FileZilla Forums

Hello there from germany,

is there a change in the near future to use names (DDNS, MyFritz, ...) instead of IP- adresses for i.e. IP-Filter?!?

No, reverse DNS is too unreliable.

In what way? Regarding name resolution or security?

Regardless, DDNS is the only way to exclude access for everyone else when you enter the NET with changing IP's.

At the moment, the only and dangerous option is to open the server for all addresses, at minimum for all ranges of your DSL-providers IP pool.
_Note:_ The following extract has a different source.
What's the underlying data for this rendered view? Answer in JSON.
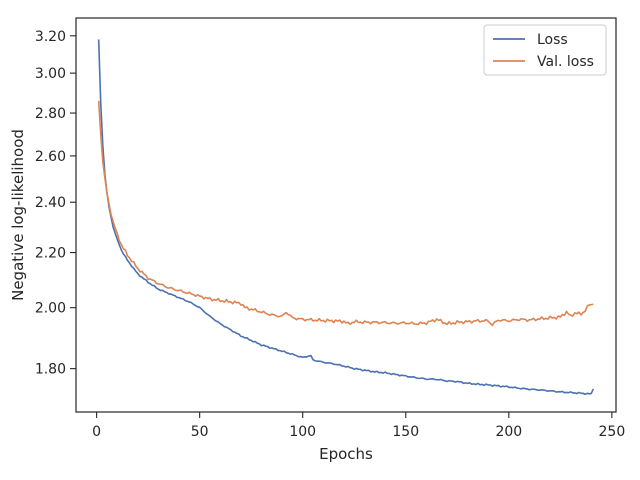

If you do not know what your next IP address will be or what IP pool will come from, you might still have to access it on the go, opening a wide range like a barn door is the only viable option.


The question remains, what is better now: An open barn door or an occasionally not working name resolution?!?

I think the answer is simple ... is'nt it?!

For controlling access all you need to a long password.



With RDNS, everybody could claim the IP address belongs to a certain domain name. What you need is a forward-confirmed reverse DNS lookup, to make sure the hostname in turn maps back to the IP address in question.

Not only is this a quite slow operation, it can also fail. What should be done if the lookup fails?

Last but not least it can be mis-used for reflection attacks and possibly amplification attacks. Bad guy connecting to your server with an intentionally wrong PTR record associated with the attackers IP and your server (or your DNS resolver) then does requests to the actual target IP on the forward part of the resolution.